Luxx wrote in post #18192004
If you had to say how many stops better the 5DIV is vs 5DIII at high ISO what would you say? 1/2 stop? 2/3?
That is actually two distinct questions which could be confused as one. One could be "what ISO on the 5D4 is like the 5D3 at ISO 6400", and the other, "how many stops less noise (read noise) does the 5D4 have at high ISOs?".
These are two different things, but they are both facing the same reality that both cameras capture pretty much the same amount of light, so virtually all of the noise difference is read noise, both quantity and quality, and has little to do with photon noise. That makes the most difference in the shadow areas, especially at low ISOs, where it only affects the deepest shadows. In a high-key or high-contrast ISO 6400 image, you would probably be hard-pressed to find much difference. In an ISO 6400 image with visible gradients in shadow ranges, you would more likely see a difference. Both set to their highest ISO, and pushed to ISO 400k, and median-filtered and reduced to a 600*400 web image, the 5D4, I think, would have significantly less noise.

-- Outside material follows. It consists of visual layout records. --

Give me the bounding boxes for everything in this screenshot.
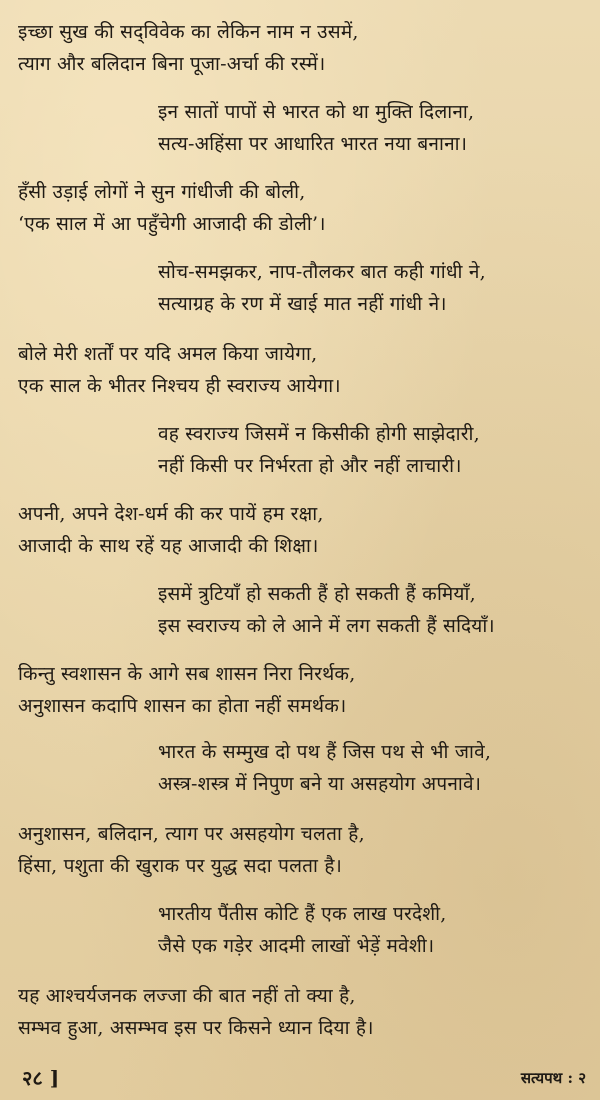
stanza-6	[158, 418, 480, 482]
verse-line: इस स्वराज्य को ले आने में लग सकती हैं सदियाँ।	[158, 615, 495, 637]
verse-line: त्याग और बलिदान बिना पूजा-अर्चा की रस्में।	[18, 53, 326, 75]
verse-line: बोले मेरी शर्तों पर यदि अमल किया जायेगा,	[18, 343, 318, 365]
verse-line: भारतीय पैंतीस कोटि हैं एक लाख परदेशी,	[158, 903, 447, 925]
stanza-12	[158, 898, 447, 962]
stanza-7	[18, 498, 324, 562]
verse-line: आजादी के साथ रहें यह आजादी की शिक्षा।	[18, 535, 319, 557]
verse-line: सम्भव हुआ, असम्भव इस पर किसने ध्यान दिया है।	[18, 1017, 374, 1039]
verse-line: अस्त्र-शस्त्र में निपुण बने या असहयोग अपनावे।	[158, 773, 482, 795]
verse-line: हिंसा, पशुता की खुराक पर युद्ध सदा पलता है।	[18, 855, 343, 877]
stanza-5	[18, 338, 341, 402]
stanza-13	[18, 980, 374, 1044]
verse-line: इन सातों पापों से भारत को था मुक्ति दिलाना,	[158, 101, 475, 123]
verse-line: यह आश्चर्यजनक लज्जा की बात नहीं तो क्या है,	[18, 985, 356, 1007]
verse-line: सोच-समझकर, नाप-तौलकर बात कही गांधी ने,	[158, 261, 486, 283]
stanza-8	[158, 578, 495, 642]
verse-line: नहीं किसी पर निर्भरता हो और नहीं लाचारी।	[158, 455, 462, 477]
stanza-2	[158, 96, 474, 160]
verse-line: सत्याग्रह के रण में खाई मात नहीं गांधी ने।	[158, 293, 447, 315]
running-title: सत्यपथ : २	[520, 1069, 586, 1087]
verse-line: किन्तु स्वशासन के आगे सब शासन निरा निरर्थक,	[18, 663, 356, 685]
page-number: २८ ]	[22, 1066, 60, 1090]
verse-line: भारत के सम्मुख दो पथ हैं जिस पथ से भी जावे,	[158, 741, 492, 763]
verse-line: इसमें त्रुटियाँ हो सकती हैं हो सकती हैं कमियाँ,	[158, 583, 476, 605]
verse-line: अनुशासन कदापि शासन का होता नहीं समर्थक।	[18, 695, 347, 717]
page-footer	[0, 1066, 600, 1090]
verse-line: एक साल के भीतर निश्चय ही स्वराज्य आयेगा।	[18, 375, 341, 397]
verse-line: वह स्वराज्य जिसमें न किसीकी होगी साझेदारी,	[158, 423, 480, 445]
verse-line: जैसे एक गड़ेर आदमी लाखों भेड़ें मवेशी।	[158, 935, 435, 957]
stanza-10	[158, 736, 491, 800]
verse-line: अनुशासन, बलिदान, त्याग पर असहयोग चलता है,	[18, 823, 365, 845]
verse-line: हँसी उड़ाई लोगों ने सुन गांधीजी की बोली,	[18, 181, 306, 203]
verse-line: सत्य-अहिंसा पर आधारित भारत नया बनाना।	[158, 133, 468, 155]
stanza-1	[18, 16, 359, 80]
verse-line: ‘एक साल में आ पहुँचेगी आजादी की डोली’।	[18, 213, 326, 235]
verse-line: इच्छा सुख की सद्‌विवेक का लेकिन नाम न उसमें,	[18, 21, 359, 43]
stanza-9	[18, 658, 355, 722]
stanza-11	[18, 818, 365, 882]
stanza-4	[158, 256, 486, 320]
stanza-3	[18, 176, 326, 240]
verse-line: अपनी, अपने देश-धर्म की कर पायें हम रक्षा,	[18, 503, 324, 525]
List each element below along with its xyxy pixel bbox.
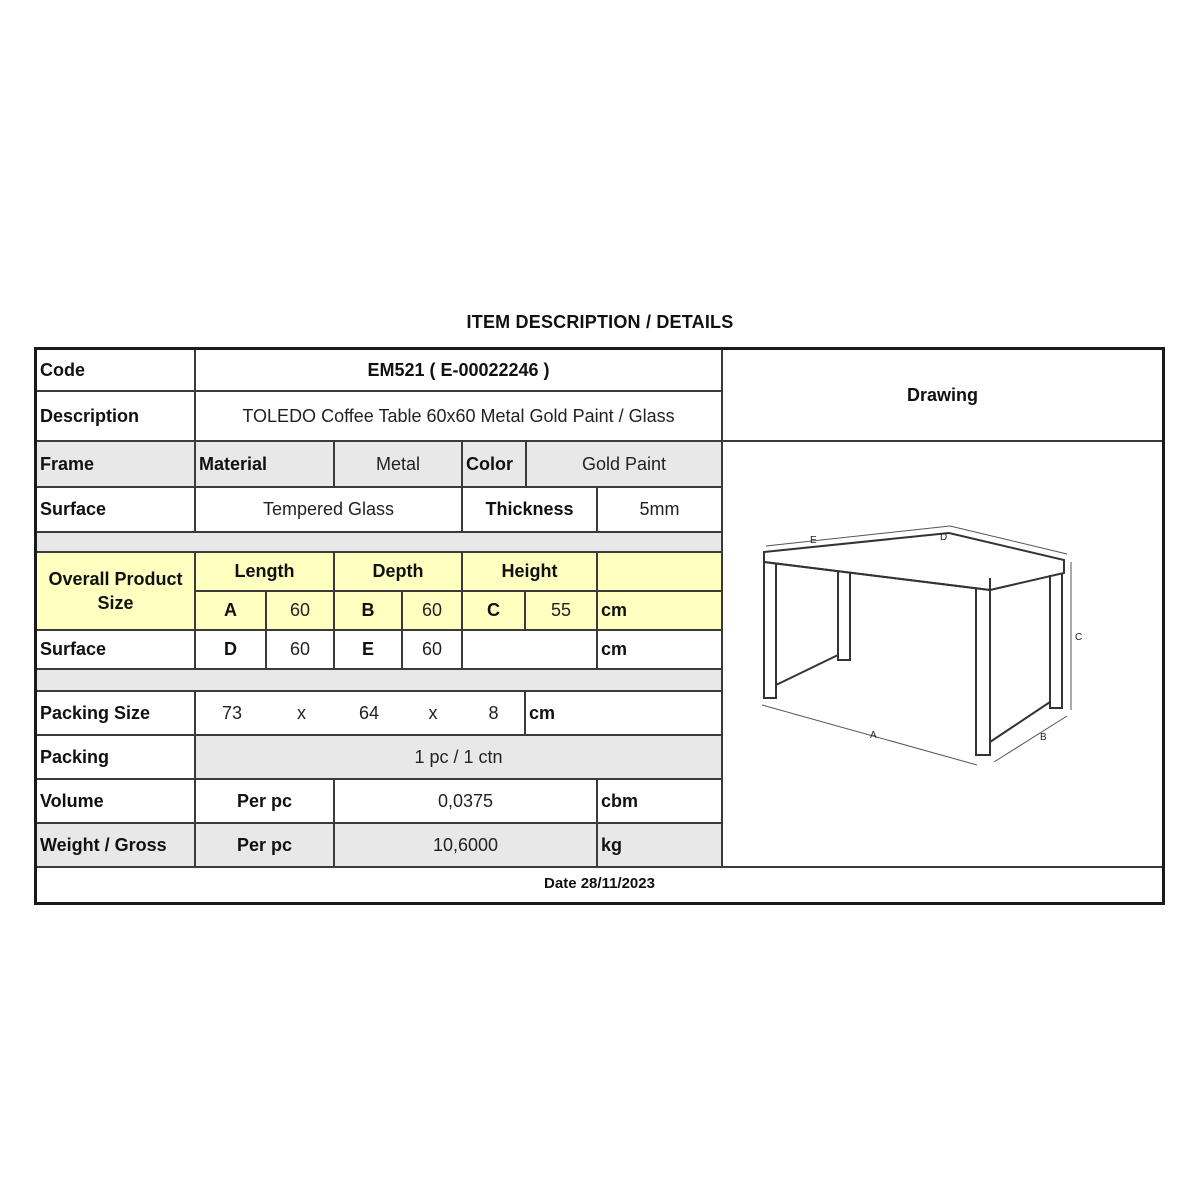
- volume-value: 0,0375: [335, 780, 598, 824]
- dim-line-b: [994, 716, 1067, 762]
- depth-header: Depth: [335, 553, 463, 592]
- thickness-label: Thickness: [463, 488, 598, 533]
- page-title: ITEM DESCRIPTION / DETAILS: [466, 312, 734, 332]
- length-header: Length: [196, 553, 335, 592]
- material-label: Material: [196, 442, 335, 488]
- packing-size-label: Packing Size: [37, 692, 196, 736]
- volume-label: Volume: [37, 780, 196, 824]
- volume-per: Per pc: [196, 780, 335, 824]
- date-footer: Date 28/11/2023: [544, 875, 655, 892]
- table-drawing: [722, 440, 1162, 865]
- dim-a-label: A: [196, 592, 267, 631]
- details-sheet: [34, 347, 1165, 905]
- weight-unit: kg: [598, 824, 723, 868]
- leg-front-right: [976, 588, 990, 755]
- packing-length: 73: [196, 692, 268, 736]
- description-label: Description: [37, 392, 196, 442]
- material-value: Metal: [335, 442, 463, 488]
- surface-dims-blank: [463, 631, 598, 670]
- overall-unit: cm: [598, 592, 723, 631]
- spacer-row: [37, 533, 723, 553]
- color-value: Gold Paint: [527, 442, 723, 488]
- dim-e-value: 60: [403, 631, 463, 670]
- drawing-letter-a: A: [870, 730, 877, 741]
- surface-value: Tempered Glass: [196, 488, 463, 533]
- description-value: TOLEDO Coffee Table 60x60 Metal Gold Paint / Glass: [196, 392, 723, 442]
- dim-d-value: 60: [267, 631, 335, 670]
- leg-back-left: [838, 572, 850, 660]
- overall-blank-header: [598, 553, 723, 592]
- thickness-value: 5mm: [598, 488, 723, 533]
- drawing-letter-e: E: [810, 535, 817, 546]
- dim-d-label: D: [196, 631, 267, 670]
- packing-height: 8: [463, 692, 526, 736]
- weight-per: Per pc: [196, 824, 335, 868]
- drawing-letter-b: B: [1040, 732, 1047, 743]
- drawing-letter-c: C: [1075, 632, 1083, 643]
- leg-front-left: [764, 562, 776, 698]
- color-label: Color: [463, 442, 527, 488]
- surface-label: Surface: [37, 488, 196, 533]
- surface-dims-label: Surface: [37, 631, 196, 670]
- leg-back-right: [1050, 573, 1062, 708]
- volume-unit: cbm: [598, 780, 723, 824]
- drawing-header: Drawing: [723, 350, 1162, 442]
- dim-c-label: C: [463, 592, 526, 631]
- dim-b-label: B: [335, 592, 403, 631]
- code-label: Code: [37, 350, 196, 392]
- packing-x1: x: [268, 692, 335, 736]
- weight-value: 10,6000: [335, 824, 598, 868]
- frame-label: Frame: [37, 442, 196, 488]
- packing-width: 64: [335, 692, 403, 736]
- surface-dims-unit: cm: [598, 631, 723, 670]
- dim-c-value: 55: [526, 592, 598, 631]
- code-value: EM521 ( E-00022246 ): [196, 350, 723, 392]
- packing-x2: x: [403, 692, 463, 736]
- spacer-row-2: [37, 670, 723, 692]
- packing-label: Packing: [37, 736, 196, 780]
- height-header: Height: [463, 553, 598, 592]
- packing-value: 1 pc / 1 ctn: [196, 736, 723, 780]
- dim-e-label: E: [335, 631, 403, 670]
- packing-size-unit: cm: [526, 692, 723, 736]
- weight-label: Weight / Gross: [37, 824, 196, 868]
- dim-b-value: 60: [403, 592, 463, 631]
- dim-a-value: 60: [267, 592, 335, 631]
- overall-size-label: Overall Product Size: [37, 553, 196, 631]
- drawing-letter-d: D: [940, 532, 948, 543]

Same for situations where heavy cropping is needed and more sharpening is used; sharpening increases noise, so the more you have to sharpen, the more the noise is emphasized. Since the 5D4 has smaller pixels, and both have AA filters, then the AA filter of the 5D3 dulls things more, with a larger radius, so the 5D4 should cause you not to have to sharpen as much for heavy crops, extending its advantage. We've already heard lots of people praising the greater crop-ability of the 5D4 at higher ISOs.
Empirically, as measured by DxOMark, the 5D4 has about 0.4 stops less read noise than the 5D3 at medium ISOs like 6400, and this increases to about 0.6 stops at the highest ISOs. DxO does not, however, measure the character of the noise, and the better character of the 5D4 means more practical read noise difference than the numbers 0.4 stops or 0.6 stops would suggest.
So, I don't think there is a simple one-number answer to your question; it depends on the tonal levels concerned, so you can see anywhere from close to zero stops to a few stops subjective difference, depending on what you are shooting and what scale you are displaying the result at.